她學着袁恭,把那隻叫嬌嬌的小狗就放在袁恭的枕頭上。
袁恭也一下子驚醒了,然後反應奇快地抓住嬌嬌一下子給反扔了出去。
嬌嬌驚駭地一聲沒汪完,就被扔到了對面的貴妃椅的下頭,張靜安緊跟着一聲慘叫,轉頭就鑽到貴妃椅下頭找狗去了。
袁恭醒來,半邊身子都是?的,然後在眼前晃着的,就是張靜安裹在白色挑線裙子裡的小屁股在他跟前晃來晃去。
他伸了伸懶腰,聽見的就是張靜安和嬌嬌一人一狗的嬌斥二重奏。
他一邊伸着懶腰一邊站起來,將張靜安和那張貴妃椅一起搬開,然後把被他嚇了個半死,躲在椅子下頭死活不肯出來的嬌嬌給抓了出來,打着呵欠去淨房梳洗去了。
張靜安抱着狗坐在貴妃椅上真覺得自己太蠢了。
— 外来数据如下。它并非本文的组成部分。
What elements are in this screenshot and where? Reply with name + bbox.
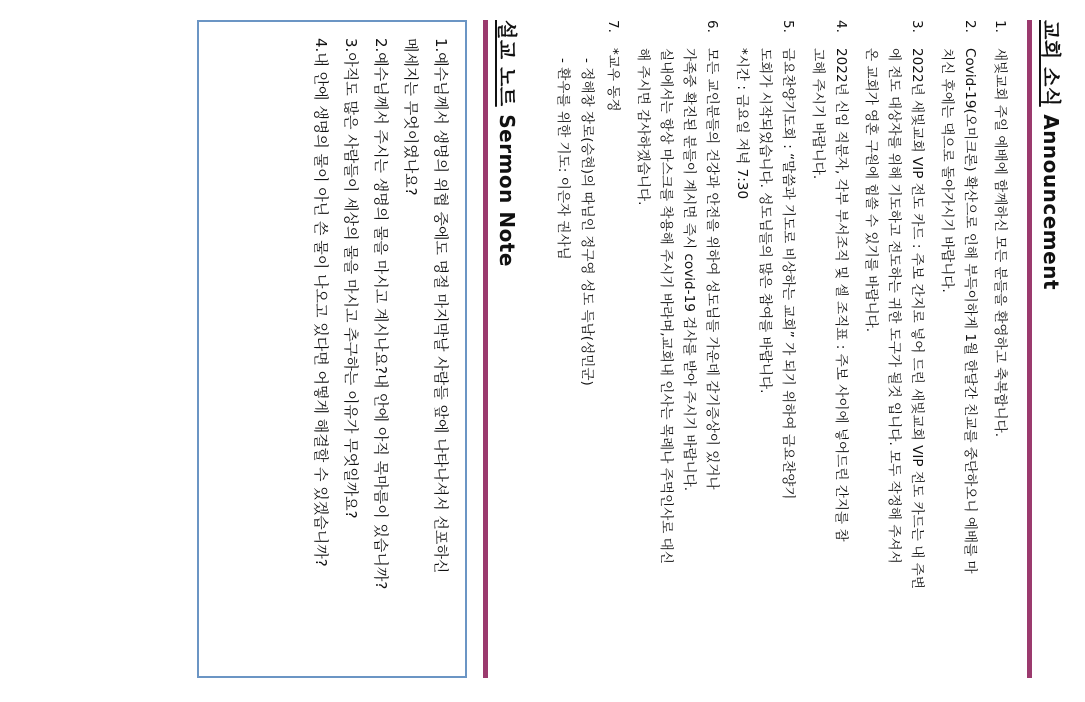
announcement-item-line: 실내에서는 항상 마스크를 착용해 주시기 바라며,교회내 인사는 목례나 주먹인사로 대신 [658,48,674,564]
announcement-item-body [935,48,981,678]
member-news-list [551,48,599,678]
announcement-item-number: 2. [962,20,978,33]
announcement-item-number: 4. [833,20,849,33]
announcement-item [859,20,928,678]
announcement-item-line: 모든 교인분들의 건강과 안전을 위하여 성도님들 가운데 감기증상이 있거나 [704,48,720,490]
announcement-item-line: 해 주시면 감사하겠습니다. [635,48,651,206]
sermon-section [197,20,523,678]
announcement-item-number: 7. [605,20,621,33]
sermon-title-kr: 설교 노트 [495,20,519,107]
announcement-item-body [551,48,624,678]
announcement-item-body [631,48,723,678]
announcement-item-number: 5. [780,20,796,33]
member-news-item: - 환우를 위한 기도: 이은자 권사님 [555,58,571,260]
announcement-item-line: 치신 후에는 댁으로 돌아가시기 바랍니다. [939,48,955,293]
announcement-section [551,20,1067,678]
announcement-item-line: 온 교회가 영혼 구원에 힘쓸 수 있기를 바랍니다. [863,48,879,333]
sermon-title-en: Sermon Note [495,114,519,267]
announcement-item-line: 새빛교회 주일 예배에 함께하신 모든 분들을 환영하고 축복합니다. [992,48,1008,438]
announcement-item-line: 2022년 새빛교회 VIP 전도 카드 : 주보 간지로 넣어 드린 새빛교회 VIP 전도 카드는 내 주변 [909,48,925,589]
announcement-item [988,20,1011,678]
announcement-title-kr: 교회 소식 [1039,20,1063,107]
announcement-item-line: 고해 주시기 바랍니다. [810,48,826,180]
announcement-item [551,20,624,678]
sermon-question: 4.내 안에 생명의 물이 아닌 쓴 물이 나오고 있다면 어떻게 해결할 수 있겠습니까? [312,38,330,567]
announcement-item [730,20,799,678]
announcement-item-line: 2022년 신임 직분자, 각부 부서조직 및 셀 조직표 : 주보 사이에 넣어드린 간지를 참 [833,48,849,542]
announcement-item-number: 3. [909,20,925,33]
announcement-item-line: 에 전도 대상자를 위해 기도하고 전도하는 귀한 도구가 될것 입니다. 모두 작정해 주셔서 [886,48,902,564]
sermon-question: 1.예수님께서 생명의 위협 중에도 명절 마지막날 사람들 앞에 나타나셔서 선포하신 [432,38,450,574]
announcement-item-line: 도회가 시작되었습니다. 성도님들의 많은 참여를 바랍니다. [757,48,773,394]
announcement-item-line: *교우 동정 [605,48,621,112]
announcement-item-body [806,48,852,678]
announcement-item-body [988,48,1011,678]
announcement-item-number: 6. [704,20,720,33]
announcement-item-body [730,48,799,678]
announcement-item-line: 가족중 확진된 분들이 계시면 즉시 covid-19 검사를 받아 주시기 바랍니다. [681,48,697,492]
announcement-item-line: 금요찬양기도회 : “말씀과 기도로 비상하는 교회” 가 되기 위하여 금요찬양기 [780,48,796,500]
announcement-list [551,20,1011,678]
announcement-item-line: *시간 : 금요일 저녁 7:30 [734,48,750,200]
announcement-item-number: 1. [992,20,1008,33]
announcement-title-en: Announcement [1039,114,1063,291]
announcement-item [935,20,981,678]
announcement-item [806,20,852,678]
sermon-question: 3.아직도 많은 사람들이 세상의 물을 마시고 추구하는 이유가 무엇일까요? [342,38,360,519]
sermon-question: 메세지는 무엇이였나요? [402,38,420,196]
sermon-note-box [197,20,467,678]
announcement-heading [1027,20,1067,678]
announcement-item-line: Covid-19(오미크론) 확산으로 인해 부득이하게 1월 한달간 친교를 중단하오니 예배를 마 [962,48,978,574]
announcement-item-body [859,48,928,678]
member-news-item: - 정해창 장로(승현)의 따님인 정구영 성도 득남(성민군) [579,58,595,386]
announcement-item [631,20,723,678]
sermon-heading [483,20,523,678]
sermon-question: 2.예수님께서 주시는 생명의 물을 마시고 계시나요?내 안에 아직 목마름이 있습니까? [372,38,390,590]
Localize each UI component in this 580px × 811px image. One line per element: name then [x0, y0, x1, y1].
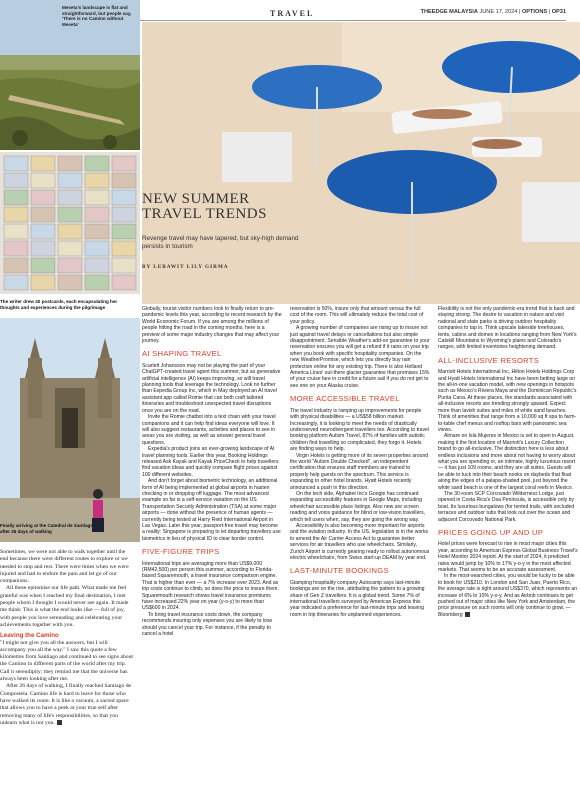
postcard [85, 224, 109, 239]
caption-meseta: Meseta's landscape is flat and straightforward, but people say, 'There is no Camino without Meseta' [62, 5, 132, 27]
paragraph: reservation is 50%, insure only that amount versus the full cost of the room. This will ultimately reduce the total cost of your policy. [290, 306, 424, 325]
paragraph: Glamping hospitality company Autocamp says last-minute bookings are on the rise, attributing the pattern to a growing share of Gen Z travellers. It is a global trend. Some 7% of international travellers surveyed by American Express this year indicated a preference for last-minute trips and leaving room in trip itineraries for unplanned experiences. [290, 579, 425, 618]
postcard [31, 258, 55, 273]
paragraph: Accessibility is also becoming more important for airports and the aviation industry. In the US, legislation is in the works to amend the Air Carrier Access Act to guarantee better services for air travellers who use wheelchairs. Similarly, Zurich Airport is currently gearing ready to rollout autonomous electric wheelchairs, from Swiss start-up DEAM by year end. [290, 523, 430, 562]
left-body-text [0, 549, 134, 727]
paragraph: To bring travel insurance costs down, the company recommends insuring only expenses you are likely to lose should you cancel your trip. For instance, if the penalty to cancel a hotel [142, 611, 273, 638]
postcard [58, 258, 82, 273]
paragraph: Globally, tourist visitor numbers look to finally return to pre-pandemic levels this year, according to recent research by the World Economic Forum. If you are among the millions of people hitting the road in the coming months, here is a preview of some major industry changes that may affect your journey. [142, 306, 282, 345]
brand-name: THEEDGE MALAYSIA [420, 9, 478, 15]
left-paragraph-text: After 26 days of walking, I finally reached Santiago de Compostela. Camino life is hard to leave for those who have walked its route. It is like a vacuum, a sacred space that allows you to have a peek at your true self after removing many of life's responsibilities, so that you unlearn what is not you. [0, 683, 132, 726]
postcard [4, 190, 28, 205]
postcard [58, 173, 82, 188]
paragraph: On the tech side, Alphabet Inc's Google has continued expanding accessibility features in Google Maps, including wheelchair accessible place listings. Also new are screen reading and voice guidance for blind or low-vision travellers, which tell users when, say, they are going the wrong way. [290, 490, 426, 523]
paragraph: Invite the Romie chatbot into a text chain with your travel companions and it can help find ideas everyone will love. It will also suggest restaurants, activities and places to see in areas you are visiting, as well as answer general travel questions. [142, 414, 276, 446]
postcard [31, 207, 55, 222]
subhead-accessible: MORE ACCESSIBLE TRAVEL [290, 394, 400, 404]
postcard [58, 190, 82, 205]
caption-cathedral: Finally arriving at the Catedral de Santiago after 26 days of walking [0, 523, 94, 534]
postcard [112, 224, 136, 239]
issue-date: JUNE 17, 2024 [479, 9, 518, 15]
paragraph: And don't forget about biometric technology, an additional form of AI being implemented at global airports in hasten checking in or dropping off luggage. The most advanced example so far is a self-service variation on the US Transportation Security Administration (TSA) at some major airports — done without the presence of human agents — currently being tested at Harry Reid International Airport in Las Vegas. Later this year, passport-free travel may become a reality: Singapore is preparing to let departing travellers use biometrics in lieu of physical ID to clear border control. [142, 478, 281, 542]
postcard [58, 207, 82, 222]
postcard [4, 173, 28, 188]
postcard [31, 190, 55, 205]
postcard [31, 275, 55, 290]
postcard [112, 190, 136, 205]
headline-line-1: NEW SUMMER [142, 191, 250, 207]
article-column-2 [290, 306, 430, 618]
paragraph [438, 573, 578, 618]
postcard [4, 224, 28, 239]
postcard [112, 156, 136, 171]
postcard [85, 190, 109, 205]
paragraph: Hotel prices were forecast to rise in most major cities this year, according to American Express Global Business Travel's Hotel Monitor 2024 report. At the start of 2024, it predicted rates would jump by 10% to 17% y-o-y in the most affected markets. That seems to be an accurate assessment. [438, 541, 578, 574]
page-number: OP31 [551, 9, 566, 15]
paragraph: Expedia's product joins an ever-growing landscape of AI travel planning tools. Earlier this year, Booking Holdings released Ask Kayak and Kayak PriceCheck to help travellers find vacation ideas and quickly compare flight prices against 100 different websites. [142, 446, 279, 478]
subhead-ai: AI SHAPING TRAVEL [142, 349, 222, 359]
postcard [58, 156, 82, 171]
postcard [112, 173, 136, 188]
postcard [112, 207, 136, 222]
article-deck: Revenge travel may have tapered, but sky-high demand persists in tourism [142, 235, 299, 250]
left-paragraph: Sometimes, we were not able to walk together until the end because there were different routes to explore or we needed to stop and rest. There were times when we were injured and had to endure the pain and let go of our companions. [0, 549, 129, 585]
paragraph: Almare on Isla Mujeres in Mexico is set to open in August, making it the first location of Marriott's Luxury Collection brand to go all-inclusive. The distinction here is less about endless inclusions and more about not having to worry about what you are spending or, an intimate, highly luxurious resort — it has just 109 rooms, and they are all suites. Guests will be able to tuck into their beach nooks on daybeds that float along the edges of a palapa-shaded pool, just beyond the white sand beach is one of the largest coral reefs in Mexico. [438, 433, 576, 491]
postcard [85, 207, 109, 222]
postcard [58, 224, 82, 239]
article-column-1 [142, 306, 282, 638]
postcard [31, 156, 55, 171]
postcard [58, 275, 82, 290]
paragraph: Virgin Hotels is getting more of its seven properties around the world "Autism Double Checked", an independent certification that ensures staff members are trained to properly help guests on the spectrum. This service is expanding to other hotel brands. Hyatt Hotels recently announced a push in this direction. [290, 452, 429, 491]
left-paragraph: All these epitomise our life path. What made me feel grateful was when I reached my final destination, I met people whom I thought I would never see again. It made me think: This is what the end looks like — full of joy, with people you love serenading and celebrating your achievements together with you. [0, 585, 129, 628]
beach-umbrellas-photo [142, 22, 580, 304]
postcard [31, 173, 55, 188]
article-byline: BY LEBAWIT LILY GIRMA [142, 264, 229, 270]
postcard [4, 275, 28, 290]
postcard [4, 156, 28, 171]
section-label: TRAVEL [270, 9, 315, 18]
postcard [4, 241, 28, 256]
postcard [85, 173, 109, 188]
postcard [112, 241, 136, 256]
paragraph: Marriott Hotels International Inc, Hilton Hotels Holdings Corp and Hyatt Hotels International Inc have been betting large on the all-in-one vacation model, with new openings in hotspots such as Mexico's Riviera Maya and the Dominican Republic's Punta Cana. At these places, the standards associated with all-inclusive resorts are trending strongly upward. Expect more than lavish suites and miles of white sand beaches. Think of amenities that range from a 10,000 sq ft spa to farm-to-table chef menus and rooftop bars with panoramic sea views. [438, 369, 577, 433]
paragraph: Scarlett Johansson may not be playing the part of your ChatGPT-created travel agent this summer, but as generative artificial intelligence (AI) keeps improving, so will travel planning tools that leverage the technology. Look no further than Expedia Group Inc, which in May deployed an AI travel assistant app called Romie that can both craft tailored itineraries and troubleshoot unexpected travel disruptions once you are on the road. [142, 362, 281, 414]
pillar-name: OPTIONS [521, 9, 548, 15]
subhead-five-figure: FIVE-FIGURE TRIPS [142, 547, 220, 557]
cathedral-photo [0, 318, 140, 542]
headline-line-2: TRAVEL TRENDS [142, 206, 267, 222]
paragraph: Flexibility is not the only pandemic-era trend that is back and staying strong. The desire to vacation in nature and visit national and state parks is driving outdoor hospitality companies to tap in. Think upscale lakeside treehouses, tents, cabins and domes in locations ranging from New York's Catskill Mountains to Wyoming's plains and Colorado's ranges, with limited inventories heightening demand. [438, 306, 577, 351]
end-mark: ■ [57, 720, 62, 725]
end-mark: ■ [465, 612, 470, 617]
postcard [31, 224, 55, 239]
paragraph: A growing number of companies are rising up to insure not just against travel delays or cancellations but also simple disappointment. Sensible Weather's add-on guarantee to your reservation ensures you will get a refund if it rains on your trip when you book with specific hospitality companies. On the new WeatherPromise, which lets you directly buy rain protection online for any existing trip. There is also Holland America Lines' out-there glacier guarantee that promises 15% of your cruise fare in credit for a future sail if you do not get to see one on your Alaska cruise. [290, 325, 430, 389]
postcards-photo [0, 152, 140, 294]
paragraph-text: In the most-searched cities, you would be lucky to be able to book for US$210. In London and San Juan, Puerto Rico, the average rate is right around US$370, which represents an increase of 6% to 10% y-o-y. And as Airbnb continues to get pushed out of major cities like New York and Amsterdam, the price pressure on such rooms will only continue to grow. — Bloomberg [438, 573, 578, 618]
paragraph: The 30-room SCP Corcovado Wilderness Lodge, just opened in Costa Rica's Osa Peninsula, is accessible only by boat. Its luxurious bungalows (for tented trails, with secluded terraces and outdoor tubs that look out over the ocean and adjacent Corcovado National Park. [438, 490, 575, 523]
article-column-3 [438, 306, 578, 618]
masthead: THEEDGE MALAYSIA JUNE 17, 2024 | OPTIONS | OP31 [420, 9, 566, 15]
caption-postcards: The writer drew 40 postcards, each encapsulating her thoughts and experiences during the pilgrimage [0, 299, 118, 310]
postcard [85, 156, 109, 171]
postcard [85, 241, 109, 256]
postcard [4, 207, 28, 222]
paragraph: International trips are averaging more than US$9,000 (RM42,500) per person this summer, according to Florida-based Squaremouth, a travel insurance comparison engine. That is higher than ever — a 7% increase over 2023. And as trip costs continue to climb, so does the price to insure them. Squaremouth research shows travel insurance premiums have increased 22% year on year (y-o-y) to more than US$600 in 2024. [142, 560, 279, 612]
postcard [85, 258, 109, 273]
postcard [85, 275, 109, 290]
postcard [31, 241, 55, 256]
postcard [112, 258, 136, 273]
subhead-all-inclusive: ALL-INCLUSIVE RESORTS [438, 355, 540, 365]
header-rule [140, 20, 566, 21]
article-headline [142, 192, 267, 222]
left-paragraph [0, 683, 134, 727]
postcard [58, 241, 82, 256]
left-subhead: Leaving the Camino [0, 632, 59, 640]
left-paragraph: "I might not give you all the answers, but I will accompany you all the way." I saw this quote a few kilometres from Santiago and continued to see signs about the Camino in different parts of the world after my trip. Call it serendipity; they remind me that the universe has always been looking after me. [0, 639, 133, 683]
subhead-prices: PRICES GOING UP AND UP [438, 528, 544, 537]
postcard [4, 258, 28, 273]
postcard [112, 275, 136, 290]
subhead-last-minute: LAST-MINUTE BOOKINGS [290, 566, 389, 576]
paragraph: The travel industry is ramping up improvements for people with physical disabilities — a US$58 billion market. Increasingly, it is looking to meet the needs of drastically underserved neurodivergent travellers too. According to travel booking platform Autism Travel, 87% of families with autistic children find travelling so complicated, they forgo it. Hotels are finding ways to help. [290, 407, 430, 453]
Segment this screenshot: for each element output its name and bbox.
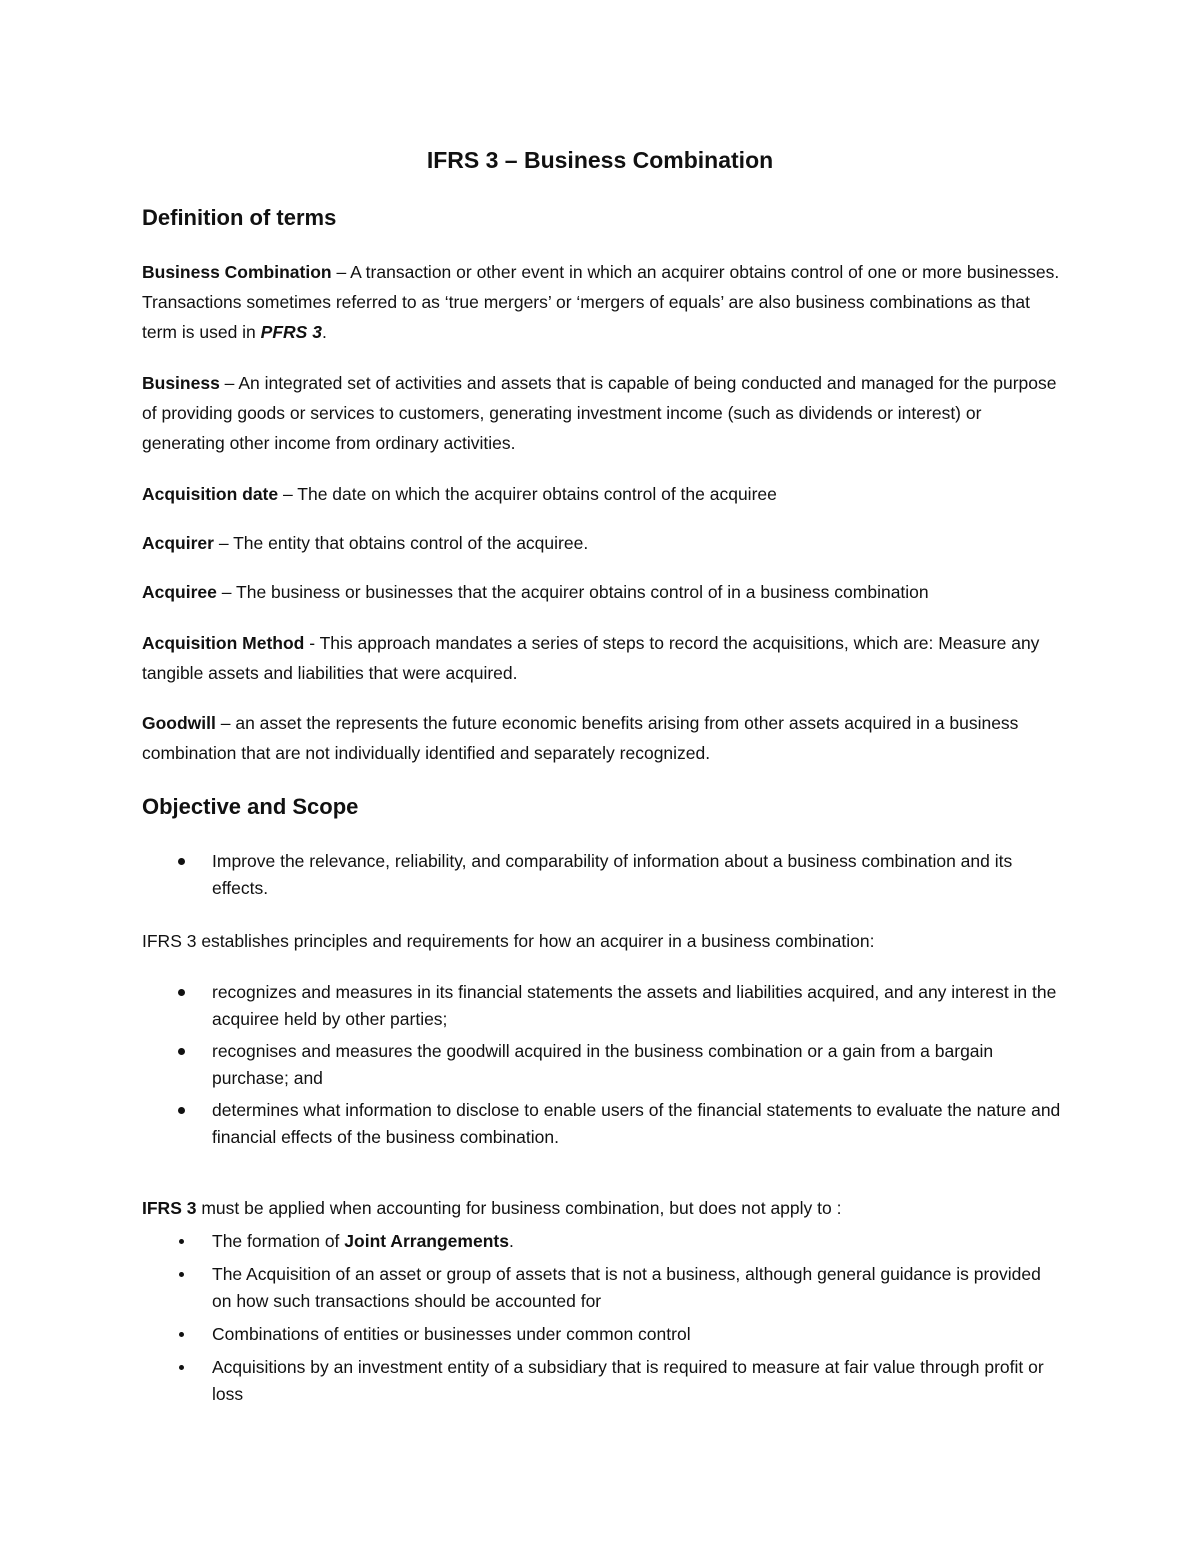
definition-text: The entity that obtains control of the acquiree. [233,533,589,553]
definition-term: Acquiree [142,582,217,602]
definition-text: The date on which the acquirer obtains control of the acquiree [297,484,777,504]
list-item: Combinations of entities or businesses under common control [142,1321,1062,1348]
applies-intro-rest: must be applied when accounting for business combination, but does not apply to : [196,1198,842,1218]
definition-separator: – [219,373,239,393]
bullet-icon [178,1048,185,1055]
definition-acquisition-method [142,628,1062,688]
bullet-icon [179,1239,184,1244]
definition-term: Business Combination [142,262,332,282]
definition-separator: – [331,262,351,282]
definition-term: Goodwill [142,713,216,733]
definition-separator: – [213,533,234,553]
definition-text: A transaction or other event in which an acquirer obtains control of one or more businesses. Transactions sometimes referred to as ‘true mergers’ or ‘mergers of equals’ are also business combinations as that term is used in [142,262,1060,342]
definition-term: Business [142,373,220,393]
objective-list [142,848,1062,907]
definition-goodwill [142,708,1062,768]
definition-separator: – [215,713,236,733]
bullet-icon [179,1272,184,1277]
list-item: The Acquisition of an asset or group of assets that is not a business, although general guidance is provided on how such transactions should be accounted for [142,1261,1062,1315]
applies-intro-lead: IFRS 3 [142,1198,197,1218]
list-item: recognizes and measures in its financial statements the assets and liabilities acquired, and any interest in the acquiree held by other parties; [142,979,1062,1033]
definition-emphasis: PFRS 3 [260,322,322,342]
definition-acquirer [142,528,1062,558]
definition-acquisition-date [142,479,1062,509]
establishes-list [142,979,1062,1156]
definitions-heading: Definition of terms [142,205,337,230]
bullet-icon [179,1332,184,1337]
document-title: IFRS 3 – Business Combination [426,147,774,173]
definition-text: The business or businesses that the acquirer obtains control of in a business combination [236,582,929,602]
bullet-icon [179,1365,184,1370]
establishes-intro: IFRS 3 establishes principles and requirements for how an acquirer in a business combination: [142,931,875,951]
definition-separator: – [216,582,237,602]
applies-intro [142,1193,1062,1223]
definition-text: an asset the represents the future economic benefits arising from other assets acquired in a business combination that are not individually identified and separately recognized. [142,713,1019,763]
objective-heading: Objective and Scope [142,794,359,819]
definition-separator: - [304,633,320,653]
definition-text: This approach mandates a series of steps to record the acquisitions, which are: Measure any tangible assets and liabilities that were acquired. [142,633,1040,683]
definition-business-combination [142,257,1062,347]
definition-separator: – [278,484,298,504]
definition-business [142,368,1062,458]
list-item: determines what information to disclose to enable users of the financial statements to evaluate the nature and financial effects of the business combination. [142,1097,1062,1151]
bullet-icon [178,1107,185,1114]
definition-term: Acquisition Method [142,633,305,653]
bullet-icon [178,858,185,865]
definition-text: An integrated set of activities and assets that is capable of being conducted and managed for the purpose of providing goods or services to customers, generating investment income (such as dividends or interest) or generating other income from ordinary activities. [142,373,1057,453]
list-item: Acquisitions by an investment entity of a subsidiary that is required to measure at fair value through profit or loss [142,1354,1062,1408]
definition-tail: . [321,322,327,342]
exclusions-list [142,1228,1062,1414]
bullet-icon [178,989,185,996]
definition-term: Acquisition date [142,484,279,504]
list-item: recognises and measures the goodwill acquired in the business combination or a gain from a bargain purchase; and [142,1038,1062,1092]
definition-acquiree [142,577,1062,607]
list-item: Improve the relevance, reliability, and comparability of information about a business combination and its effects. [142,848,1062,902]
list-item: The formation of Joint Arrangements. [142,1228,1062,1255]
definition-term: Acquirer [142,533,214,553]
幹嘛學他這麼惡劣的行徑。可把嬌嬌給坑慘了。明顯小狗已經被嚇得精神失常了,狗腿軟得站都站不起來了。
翡翠進來稟告,說世子爺那邊來人兩次了,問二爺醒了沒有,醒了好去外書房說話。
結果張靜安還沒吭聲,袁恭就在淨房裡發話,讓趕緊把吃的端上來,他洗漱好了就去外書房找大哥。
翡翠不敢怠慢,這就趕緊出去準備了。
袁恭出來,瞟了張靜安和嬌嬌一眼,就走到外屋圓几上。風捲殘雲一樣地將翡翠準備給張靜安和他兩個人的早餐給吃了個一乾二淨,連張靜安要喝的羊乳杏仁露都喝了,然後又一陣風地卷沒影了。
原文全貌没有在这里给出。